Bed angle       Grind this multiple more camber than what the plane needs

12°                 4.81 [whoa, must grind lots more to get what you want]

20°                 2.92

22°                 2.66

45°                 1.41 [grind just a little more than what you want]

50°                 1.31

55°                 1.22

60°                 1.15 [what you see is just about what you get]

And another thing

Camber is somewhat of a nuisance to grind into the blade edge. It slows down grinding and, especially, honing. Unfortunately, and, I contend, for little or no good reason, almost all bevel-up planes made today have a 12° bed. That requires you grind a lot more camber than in a bevel-down plane. If the bevel-up plane had a 22° bed, this problem would be greatly reduced.

This is yet another reason why I continue to advocate that bevel-up planes should be made at about 22°. I explored the matter several years ago in this post and elsewhere.

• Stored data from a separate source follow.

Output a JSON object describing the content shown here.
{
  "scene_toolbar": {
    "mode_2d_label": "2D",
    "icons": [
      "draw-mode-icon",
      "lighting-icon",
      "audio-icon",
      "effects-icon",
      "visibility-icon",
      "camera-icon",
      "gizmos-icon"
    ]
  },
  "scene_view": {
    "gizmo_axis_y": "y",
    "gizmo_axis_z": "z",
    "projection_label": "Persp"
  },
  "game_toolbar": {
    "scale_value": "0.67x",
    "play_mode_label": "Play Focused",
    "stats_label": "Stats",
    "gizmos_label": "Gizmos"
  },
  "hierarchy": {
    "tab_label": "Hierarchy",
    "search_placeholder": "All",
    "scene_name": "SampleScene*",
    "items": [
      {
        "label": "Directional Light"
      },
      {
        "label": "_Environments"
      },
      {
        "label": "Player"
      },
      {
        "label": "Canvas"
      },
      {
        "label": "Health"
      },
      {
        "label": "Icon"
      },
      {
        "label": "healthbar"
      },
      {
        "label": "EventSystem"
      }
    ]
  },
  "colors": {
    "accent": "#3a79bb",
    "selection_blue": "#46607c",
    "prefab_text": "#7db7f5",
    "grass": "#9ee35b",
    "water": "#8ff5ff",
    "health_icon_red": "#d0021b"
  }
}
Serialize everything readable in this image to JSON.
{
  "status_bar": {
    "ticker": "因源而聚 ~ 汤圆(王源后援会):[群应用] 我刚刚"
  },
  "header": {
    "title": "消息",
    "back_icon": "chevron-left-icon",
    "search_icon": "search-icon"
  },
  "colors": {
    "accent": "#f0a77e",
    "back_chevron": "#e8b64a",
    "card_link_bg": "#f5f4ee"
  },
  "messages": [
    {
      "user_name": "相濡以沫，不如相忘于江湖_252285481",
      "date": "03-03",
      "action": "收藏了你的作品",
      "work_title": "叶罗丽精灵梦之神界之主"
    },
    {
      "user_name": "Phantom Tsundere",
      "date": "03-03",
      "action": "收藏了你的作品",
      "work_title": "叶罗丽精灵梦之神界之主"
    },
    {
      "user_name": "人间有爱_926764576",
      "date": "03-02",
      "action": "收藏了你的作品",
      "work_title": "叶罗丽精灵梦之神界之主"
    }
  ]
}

Skip this part if you want

For those who like this sort of thing (as I do), here is the derivation of the chart above. The key point is that it is a non-linear function because of the sine curve. So, there is a big difference between 12° and 22°, and much less difference between 50° and 60°.

Please refer to the diagram in the 2009 post, which shows how the camber that you observe when your line of sight is 90° to the face of the plane blade is reduced by the sine of the bed angle when the blade is placed in the plane.

f = functional camber with blade in plane

c = observed camber normal to blade

A = bed angle of blade

 

f = c · sin A

c = f/sin A

 

c/f = (f/sin A)/f

= 1/sin A

=sin-1 A

The ratio c/f means how many times greater must the observed camber be to produce a given functional camber. c/f is just the inverse of the sine of the bed angle.